I.                   Le contexte

[5]               Avant que les demanderesses ne mettent en état leur demande de contrôle judiciaire, les défendeurs ont déposé une requête préliminaire en vue d’obtenir que certains passages de l’avis de demande soient radiés au motif qu’ils outrepassent la compétence de la Cour, que les causes des trois demanderesses soient instruites dans le cadre d’instances distinctes, que la PNSR soit constituée comme défenderesse (ou qu’elle soit désignée comme unique défenderesse) et que les demanderesses soient renommées. La requête devait initialement être présentée à Vancouver le 29 octobre 2013.

[6]               Lors de la tenue de la première conférence de gestion de l’instance, les parties ont convenu de remettre l’instruction de la requête des défendeurs à la première date disponible après le 18 novembre 2013 afin de permettre aux demanderesses de déposer des documents en réponse. Elles ont également convenu de proroger les délais applicables au dépôt des documents relatifs à la demande de contrôle judiciaire principale jusqu’à ce qu’il soit statué sur la requête des défendeurs. J’ai tenu compte de ces arrangements dans l’ordonnance que j’ai rendue le 25 octobre 2013 afin de reporter l’instruction de la requête des défendeurs à la première date d’audience disponible à Edmonton et de proroger les délais de signification et de dépôt des  documents se rapportant à la demande de contrôle judiciaire jusqu’à ce qu’une décision soit rendue sur la requête.
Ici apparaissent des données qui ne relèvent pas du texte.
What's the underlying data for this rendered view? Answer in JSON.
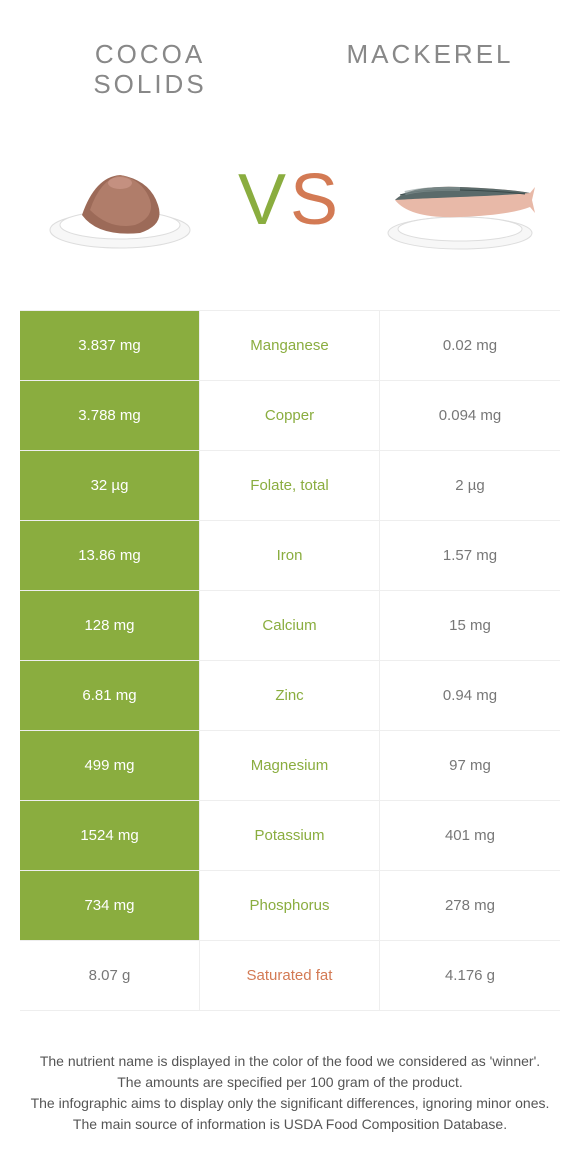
{
  "header": {
    "left_title": "COCOA SOLIDS",
    "right_title": "MACKEREL"
  },
  "vs": {
    "v": "V",
    "s": "S"
  },
  "colors": {
    "green": "#8aad3f",
    "brown": "#d37a54",
    "grey": "#777777",
    "bg": "#ffffff"
  },
  "rows": [
    {
      "nutrient": "Manganese",
      "left": "3.837 mg",
      "right": "0.02 mg",
      "winner": "left",
      "mid_color": "green"
    },
    {
      "nutrient": "Copper",
      "left": "3.788 mg",
      "right": "0.094 mg",
      "winner": "left",
      "mid_color": "green"
    },
    {
      "nutrient": "Folate, total",
      "left": "32 µg",
      "right": "2 µg",
      "winner": "left",
      "mid_color": "green"
    },
    {
      "nutrient": "Iron",
      "left": "13.86 mg",
      "right": "1.57 mg",
      "winner": "left",
      "mid_color": "green"
    },
    {
      "nutrient": "Calcium",
      "left": "128 mg",
      "right": "15 mg",
      "winner": "left",
      "mid_color": "green"
    },
    {
      "nutrient": "Zinc",
      "left": "6.81 mg",
      "right": "0.94 mg",
      "winner": "left",
      "mid_color": "green"
    },
    {
      "nutrient": "Magnesium",
      "left": "499 mg",
      "right": "97 mg",
      "winner": "left",
      "mid_color": "green"
    },
    {
      "nutrient": "Potassium",
      "left": "1524 mg",
      "right": "401 mg",
      "winner": "left",
      "mid_color": "green"
    },
    {
      "nutrient": "Phosphorus",
      "left": "734 mg",
      "right": "278 mg",
      "winner": "left",
      "mid_color": "green"
    },
    {
      "nutrient": "Saturated fat",
      "left": "8.07 g",
      "right": "4.176 g",
      "winner": "none",
      "mid_color": "brown"
    }
  ],
  "footer": {
    "l1": "The nutrient name is displayed in the color of the food we considered as 'winner'.",
    "l2": "The amounts are specified per 100 gram of the product.",
    "l3": "The infographic aims to display only the significant differences, ignoring minor ones.",
    "l4": "The main source of information is USDA Food Composition Database."
  }
}
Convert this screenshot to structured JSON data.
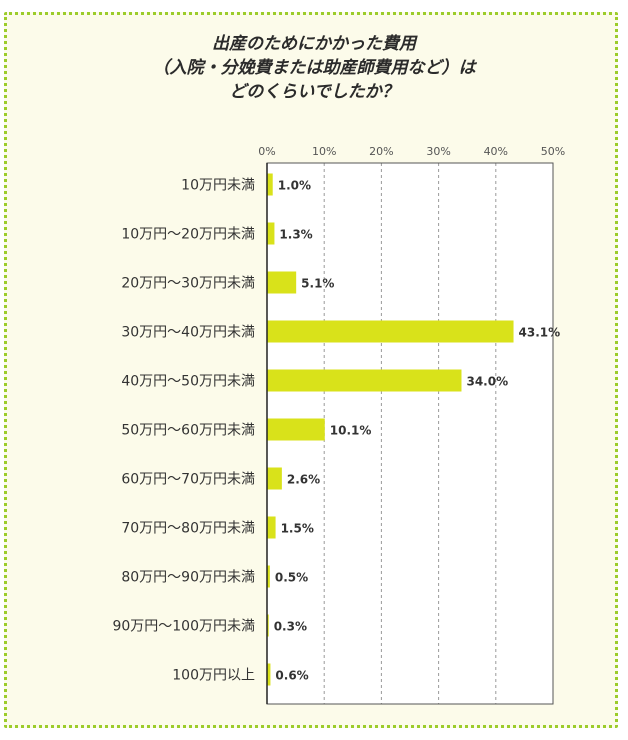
{
  "title": {
    "line1": "出産のためにかかった費用",
    "line2": "（入院・分娩費または助産師費用など）は",
    "line3": "どのくらいでしたか？"
  },
  "colors": {
    "bar": "#d9e21a",
    "border": "#9ccc2a",
    "background": "#fcfbea"
  },
  "chart_data": {
    "type": "bar",
    "orientation": "horizontal",
    "categories": [
      "10万円未満",
      "10万円〜20万円未満",
      "20万円〜30万円未満",
      "30万円〜40万円未満",
      "40万円〜50万円未満",
      "50万円〜60万円未満",
      "60万円〜70万円未満",
      "70万円〜80万円未満",
      "80万円〜90万円未満",
      "90万円〜100万円未満",
      "100万円以上"
    ],
    "values": [
      1.0,
      1.3,
      5.1,
      43.1,
      34.0,
      10.1,
      2.6,
      1.5,
      0.5,
      0.3,
      0.6
    ],
    "value_labels": [
      "1.0%",
      "1.3%",
      "5.1%",
      "43.1%",
      "34.0%",
      "10.1%",
      "2.6%",
      "1.5%",
      "0.5%",
      "0.3%",
      "0.6%"
    ],
    "xlim": [
      0,
      50
    ],
    "xticks": [
      "0%",
      "10%",
      "20%",
      "30%",
      "40%",
      "50%"
    ],
    "grid": true,
    "xaxis_position": "top"
  }
}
[7]               Mme Beaver a déposé un avis de désistement relativement à la présente affaire en novembre 2013. Par suite de ce désistement, les défendeurs n’ont pas demandé l’adjudication de dépens contre Mme Beaver. Peu après, mais toujours en novembre 2013, Mme Benwell et Mme Gale ont déposé des avis d’intention d’agir en leur propre nom. Les demanderesses ont déposé les documents en réponse à la requête des défendeurs le 19 novembre 2013.

[8]               Par la suite, quelques conférences préparatoires ont été tenues afin de fixer la date du contre‑interrogatoire des déposants qui avaient souscrit des affidavits se rapportant à la requête ainsi que la date de l’instruction de cette requête. À la demande des demanderesses, plusieurs dates du calendrier ont été repoussées; les demanderesses ont également eu la possibilité de déposer des documents supplémentaires. Il a finalement été décidé que les contre‑interrogatoires auraient lieu les 28 et 29 avril 2014 à Fort Smith, dans les Territoires du Nord‑Ouest.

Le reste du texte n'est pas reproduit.